De wettige zonen van God, zij die uit God zijn geboren, ze doen niemand onrecht aan. Zij zijn onschuldig, en lijden en verdragen al wat men hen misdoet. Ze bidden en wensen de gelukzaligheid voor hun vijanden en voor alle mensen. En daarom leven ze in vrede en rust met God, in tijd en in eeuwigheid.
(Moereels.8 p.299) Alle mensen, die aan zichzelf gestorven zijn in Gods eigen wil, en aan alle eigenheid in de liefste wil van God, hebben in zich bevonden een eeuwig leven en een zaligheid zonder einde: boven afkeer en toekeer, boven alle deugd– en liefdeoefeningen zijn zij verheven in een ongebeelde ledigheid: daar hebben zij grondeloze rijkdom en ongedwongen vrijheid verkregen, zodanig dat zij kunnen uitkeren tot alle goede werken en inkeren tot alle deugden en in alle liefdeoefeningen, en onbewogen inwonende blijven, bestendigd met God in eenheid van minne, die niemand hun ontnemen kan. Want zij wonen in God en God in hen : daarom zijn zij verzekerd van het eeuwig leven(22). Want zij zijn zichzelf ontvloten in liefde in een eeuwige verlorenheid, die niemand achterhalen kan : daar zijn zij verzekerd van het eeuwig leven, dat niemand hun ontnemen kan. En zij kunnen niet in doodzonde vallen, omwille van de inwoning Gods, die zij in zich bevonden hebben en nacht en dag ervaren. En al hun dagelijkse zonden verbranden in de minlijke inkeer in God, waar zij ongehinderd een liefdevolle eenheid met God bezitten, die niemand hun ontnemen kan.
(Moereels.8 p.299) Deze verheven levenswijze kan men niemand leren : zij is verborgen en onbekend. Maar aan wie God ze geeft, die daartoe geschikt zijn, die kunnen ze ontvangen, nl. zij die dank zij de genade Gods Zichzelf verloochenen en in God sterven in ongebeelde wezenlijke minne : zij vinden het rijk Gods in hen. Want in hun geest leeft de (Moereels.8 p.301) openbaring Gods en in hun verheven ongebeelde gedachte vertoont God Zich: en dat heet een schouwend leven. Daar is de rijkdom groot zonder maat; daar licht der minnen dag, die God alleen geeft en die niemand verwoorden kan.

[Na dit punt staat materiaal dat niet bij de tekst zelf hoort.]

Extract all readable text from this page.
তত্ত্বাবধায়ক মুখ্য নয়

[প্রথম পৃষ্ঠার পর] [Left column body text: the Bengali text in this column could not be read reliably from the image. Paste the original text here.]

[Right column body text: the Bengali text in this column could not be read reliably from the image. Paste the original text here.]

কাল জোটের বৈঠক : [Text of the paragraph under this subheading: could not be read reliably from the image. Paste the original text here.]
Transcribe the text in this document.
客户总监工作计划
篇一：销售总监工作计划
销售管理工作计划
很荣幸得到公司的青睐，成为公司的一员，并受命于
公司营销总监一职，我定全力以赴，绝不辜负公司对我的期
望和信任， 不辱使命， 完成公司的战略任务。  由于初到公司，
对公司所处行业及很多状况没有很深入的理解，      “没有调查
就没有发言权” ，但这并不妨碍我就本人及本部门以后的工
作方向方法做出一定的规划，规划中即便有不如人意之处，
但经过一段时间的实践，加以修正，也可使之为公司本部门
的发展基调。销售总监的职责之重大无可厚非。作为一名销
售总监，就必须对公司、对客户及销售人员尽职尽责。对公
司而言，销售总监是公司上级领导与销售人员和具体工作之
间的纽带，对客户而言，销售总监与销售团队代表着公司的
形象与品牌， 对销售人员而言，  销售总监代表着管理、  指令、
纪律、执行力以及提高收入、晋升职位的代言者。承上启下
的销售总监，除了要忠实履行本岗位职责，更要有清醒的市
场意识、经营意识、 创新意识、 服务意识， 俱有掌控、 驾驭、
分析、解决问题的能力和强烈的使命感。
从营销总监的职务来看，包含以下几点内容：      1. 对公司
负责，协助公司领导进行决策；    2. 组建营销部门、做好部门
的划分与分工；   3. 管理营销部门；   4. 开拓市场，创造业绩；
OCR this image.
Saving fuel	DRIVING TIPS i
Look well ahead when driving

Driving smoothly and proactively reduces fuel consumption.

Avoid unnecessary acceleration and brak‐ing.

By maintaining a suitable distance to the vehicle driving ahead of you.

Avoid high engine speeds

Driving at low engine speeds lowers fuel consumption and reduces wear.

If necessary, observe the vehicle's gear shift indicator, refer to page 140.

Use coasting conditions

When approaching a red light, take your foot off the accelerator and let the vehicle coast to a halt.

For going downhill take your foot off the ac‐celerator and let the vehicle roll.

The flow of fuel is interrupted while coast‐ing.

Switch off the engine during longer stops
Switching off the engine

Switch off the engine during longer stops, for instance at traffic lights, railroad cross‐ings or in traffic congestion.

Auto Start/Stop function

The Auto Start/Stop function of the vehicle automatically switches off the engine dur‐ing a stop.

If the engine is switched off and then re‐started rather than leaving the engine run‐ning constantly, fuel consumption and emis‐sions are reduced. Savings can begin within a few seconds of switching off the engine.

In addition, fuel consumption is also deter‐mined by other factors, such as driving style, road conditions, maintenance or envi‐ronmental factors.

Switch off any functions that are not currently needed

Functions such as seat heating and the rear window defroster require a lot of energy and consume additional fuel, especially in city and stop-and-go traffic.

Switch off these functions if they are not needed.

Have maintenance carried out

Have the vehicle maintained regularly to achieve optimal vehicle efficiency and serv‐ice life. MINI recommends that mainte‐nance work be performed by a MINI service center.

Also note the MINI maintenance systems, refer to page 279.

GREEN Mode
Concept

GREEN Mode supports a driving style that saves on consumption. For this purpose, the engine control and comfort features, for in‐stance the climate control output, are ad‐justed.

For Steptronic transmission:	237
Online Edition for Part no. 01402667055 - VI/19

Vanden XII Beghinen, IV, 199s

Zij die aan zichzelf gestorven zijn in Gods eigen wil, en aan alle eigenheid in de liefste wil van God, hebben in zich bevonden een eeuwig leven en een zaligheid zonder einde; of zoals hij het verderop zei: zij die dank zij de genade Gods Zichzelf verloochenen en in God sterven in ongebeelde wezenlijke minne, zij vinden het rijk Gods in hen, of nog: daar hebben zij grondeloze rijkdom en ongedwongen vrijheid verkregen. Dat is dat leven in genade waar God ieder van ons toe roept.

Er zijn nu verschillende manieren waarop we met God verenigd zijn. Hier wordt het een beetje moeilijker omdat we termen gaan gebruiken die onze verbeelding tarten. Maar de termen zullen vrij goed uitgelegd worden, en hopelijk zullen we er een helderdere kijk door verkrijgen op onze eigen eenheid met God.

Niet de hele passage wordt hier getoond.